O problema surge quando a quantidade apreendida é mínima. No chamado “tráfico formiguinha”, conduta igualmente reprovável, diga-se de passagem, porções reduzidas são postas em circulação, sem causar impacto relevante na cadeia de distribuição. Nessas hipóteses, punir de forma excessiva poderia violar o princípio da proporcionalidade e a proibição do excesso.
Foi nesse ponto que o STJ interveio, no Tema 1262, para afirmar que a quantidade ínfima não pode ser desconsiderada. Ainda que a natureza da droga seja grave, a majoração da pena-base seria ilegítima se a apreensão for mínima.

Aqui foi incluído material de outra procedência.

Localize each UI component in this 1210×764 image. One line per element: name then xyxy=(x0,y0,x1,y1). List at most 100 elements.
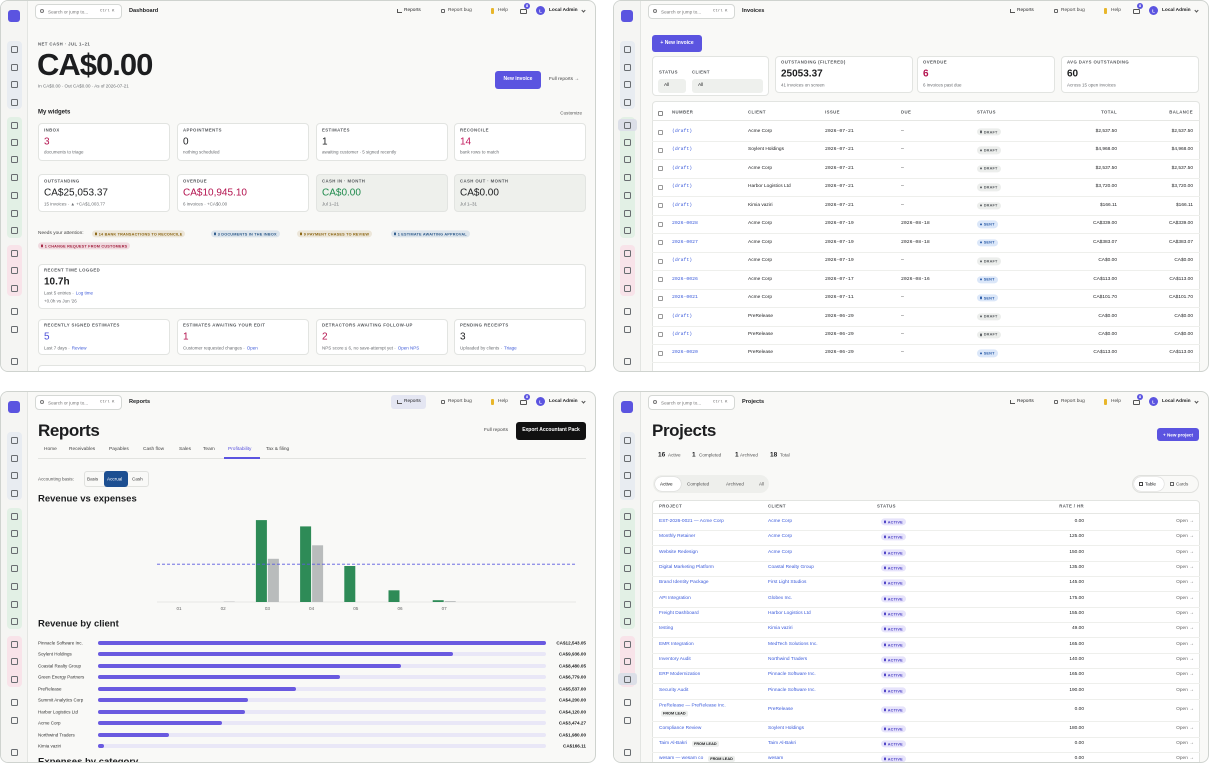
link[interactable]: Triage xyxy=(504,345,517,351)
row-select[interactable] xyxy=(658,350,663,356)
user-name[interactable]: Local Admin xyxy=(549,8,578,14)
nav-icon[interactable] xyxy=(11,489,18,497)
open-link[interactable]: Open → xyxy=(1176,565,1194,571)
attention-chip[interactable]: 3 DOCUMENTS IN THE INBOX xyxy=(211,230,280,238)
inbox-icon[interactable] xyxy=(520,9,527,14)
link[interactable]: Open xyxy=(246,345,258,351)
table-cell[interactable]: 2026-0028 xyxy=(672,221,698,227)
nav-link[interactable]: Reports xyxy=(404,8,421,14)
client-link[interactable]: Acme Corp xyxy=(768,550,792,556)
open-link[interactable]: Open → xyxy=(1176,657,1194,663)
nav-icon[interactable] xyxy=(624,98,631,106)
nav-icon[interactable] xyxy=(11,600,18,608)
row-select[interactable] xyxy=(658,277,663,283)
project-link[interactable]: PreRelease — PreRelease Inc. xyxy=(659,703,726,709)
nav-icon[interactable] xyxy=(11,325,18,333)
client-link[interactable]: Acme Corp xyxy=(768,519,792,525)
tab[interactable]: Home xyxy=(44,447,57,453)
project-link[interactable]: Website Redesign xyxy=(659,550,698,556)
client-link[interactable]: PreRelease xyxy=(768,707,794,713)
nav-icon[interactable] xyxy=(11,191,18,199)
project-link[interactable]: ERP Modernization xyxy=(659,672,701,678)
nav-link[interactable]: Help xyxy=(1111,8,1121,14)
full-reports-link[interactable]: Full reports → xyxy=(549,77,580,83)
nav-icon[interactable] xyxy=(11,454,18,462)
nav-icon[interactable] xyxy=(624,138,631,146)
client-select[interactable] xyxy=(692,79,763,93)
filter-tab[interactable]: Archived xyxy=(726,481,744,487)
open-link[interactable]: Open → xyxy=(1176,550,1194,556)
open-link[interactable]: Open → xyxy=(1176,580,1194,586)
nav-icon[interactable] xyxy=(11,657,18,665)
logo[interactable] xyxy=(8,401,20,413)
table-cell[interactable]: (draft) xyxy=(672,258,693,264)
nav-icon[interactable] xyxy=(11,307,18,315)
nav-icon[interactable] xyxy=(11,716,18,724)
filter-tab[interactable]: All xyxy=(759,481,765,487)
nav-icon[interactable] xyxy=(624,209,631,217)
client-link[interactable]: First Light Studios xyxy=(768,580,807,586)
row-select[interactable] xyxy=(658,295,663,301)
client-link[interactable]: Globex Inc. xyxy=(768,596,793,602)
nav-icon[interactable] xyxy=(624,191,631,199)
link[interactable]: Review xyxy=(71,345,87,351)
nav-link[interactable]: Help xyxy=(1111,399,1121,405)
attention-chip[interactable]: 9 PAYMENT CHASES TO REVIEW xyxy=(297,230,373,238)
nav-icon[interactable] xyxy=(11,640,18,648)
nav-icon[interactable] xyxy=(11,529,18,537)
nav-icon[interactable] xyxy=(11,675,18,683)
open-link[interactable]: Open → xyxy=(1176,707,1194,713)
table-cell[interactable]: (draft) xyxy=(672,129,693,135)
attention-chip[interactable]: 1 ESTIMATE AWAITING APPROVAL xyxy=(391,230,470,238)
nav-icon[interactable] xyxy=(11,98,18,106)
tab[interactable]: Receivables xyxy=(69,447,96,453)
nav-icon[interactable] xyxy=(624,173,631,181)
open-link[interactable]: Open → xyxy=(1176,672,1194,678)
client-link[interactable]: Coastal Realty Group xyxy=(768,565,814,571)
client-link[interactable]: Pinnacle Software Inc. xyxy=(768,672,816,678)
nav-link[interactable]: Report bug xyxy=(1061,8,1085,14)
nav-icon[interactable] xyxy=(624,436,631,444)
nav-icon[interactable] xyxy=(624,582,631,590)
tab[interactable]: Cash flow xyxy=(143,447,165,453)
project-link[interactable]: Inventory Audit xyxy=(659,657,691,663)
row-select[interactable] xyxy=(658,221,663,227)
table-cell[interactable]: (draft) xyxy=(672,147,693,153)
nav-link[interactable]: Reports xyxy=(1017,8,1034,14)
row-select[interactable] xyxy=(658,314,663,319)
tab[interactable]: Payables xyxy=(109,447,129,453)
checkbox[interactable] xyxy=(658,110,663,116)
project-link[interactable]: Compliance Review xyxy=(659,726,702,732)
project-link[interactable]: testing xyxy=(659,626,674,632)
nav-icon[interactable] xyxy=(11,173,18,181)
new-invoice-button[interactable]: + New invoice xyxy=(652,35,702,52)
project-link[interactable]: API Integration xyxy=(659,596,691,602)
nav-icon[interactable] xyxy=(624,546,631,554)
nav-icon[interactable] xyxy=(624,716,631,724)
full-reports-link[interactable]: Full reports xyxy=(484,428,508,434)
user-name[interactable]: Local Admin xyxy=(1162,8,1191,14)
nav-icon[interactable] xyxy=(624,45,631,53)
link[interactable]: Open NPS xyxy=(397,345,420,351)
nav-icon[interactable] xyxy=(11,155,18,163)
nav-icon[interactable] xyxy=(624,529,631,537)
client-link[interactable]: Kimia vaziri xyxy=(768,626,793,632)
user-name[interactable]: Local Admin xyxy=(1162,399,1191,405)
inbox-icon[interactable] xyxy=(1133,9,1140,14)
table-cell[interactable]: (draft) xyxy=(672,166,693,172)
attention-chip[interactable]: 14 BANK TRANSACTIONS TO RECONCILE xyxy=(92,230,186,238)
nav-icon[interactable] xyxy=(624,512,631,520)
logo[interactable] xyxy=(621,401,633,413)
nav-icon[interactable] xyxy=(624,675,631,683)
nav-link[interactable]: Help xyxy=(498,8,508,14)
user-name[interactable]: Local Admin xyxy=(549,399,578,405)
nav-icon[interactable] xyxy=(11,357,18,365)
nav-icon[interactable] xyxy=(624,249,631,257)
table-cell[interactable]: 2026-0026 xyxy=(672,276,698,282)
nav-icon[interactable] xyxy=(11,138,18,146)
nav-icon[interactable] xyxy=(11,436,18,444)
view-option[interactable]: Cards xyxy=(1176,481,1189,487)
search-box[interactable] xyxy=(648,395,735,410)
project-link[interactable]: EMR Integration xyxy=(659,642,694,648)
nav-icon[interactable] xyxy=(11,698,18,706)
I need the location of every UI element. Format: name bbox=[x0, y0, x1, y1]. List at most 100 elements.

Consequências da tese firmada
A decisão do STJ produz reflexos importantes:
- Proporcionalidade e justiça penal – A pena passa a refletir melhor a gravidade real da conduta. Um pequeno traficante não pode receber a mesma pena de quem distribui grandes quantidades.
- Valorização do princípio da individualização da pena – A decisão reforça que a pena deve ser moldada de acordo com a conduta concreta, não apenas com abstrações sobre a natureza da droga.
É importante destacar que a tese não impede a elevação da pena quando a quantidade da droga justificar. Se o volume apreendido for significativo, ainda que a substância não seja a mais nociva, a majoração da pena-base será plenamente válida. O que se buscou foi corrigir distorções em casos de apreensões mínimas, em que a sanção acabava sendo mais severa do que o necessário.
Considerações finais
O tráfico de drogas é, sem dúvida, uma grave ameaça à saúde pública, mas a repressão deve ser equilibrada, sem recorrer a punições desmedidas.
Ao afirmar que a quantidade ínfima de droga não pode justificar a majoração da pena-base, independentemente da natureza da substância, o Tribunal reafirmou a centralidade dos princípios da proporcionalidade e da individualização da pena.
Como isso vai cair na sua prova?
Sobre a fixação da pena nos crimes de tráfico de drogas, assinale a alternativa correta:
a) A quantidade da droga é irrelevante para a dosimetria, prevalecendo sempre a natureza da substância.
b) O juiz deve observar exclusivamente o art. 59 do CP, sem considerar regras especiais da Lei de Drogas.
c) O STJ firmou tese de que a pena-base pode ser majorada pela natureza da droga, ainda que a quantidade seja ínfima.
d) Segundo o Tema Repetitivo 1262, a majoração da pena-base é desproporcional quando a quantidade da droga é ínfima, independentemente de sua natureza.
e) A lei de drogas não prevê parâmetros específicos para a dosimetria da pena.
Gabarito: d)
A tese firmada pelo STJ no Tema Repetitivo 1262 reconhece que, em respeito à proporcionalidade, não se pode agravar a pena quando a quantidade da droga for ínfima, ainda que a substância seja altamente nociva.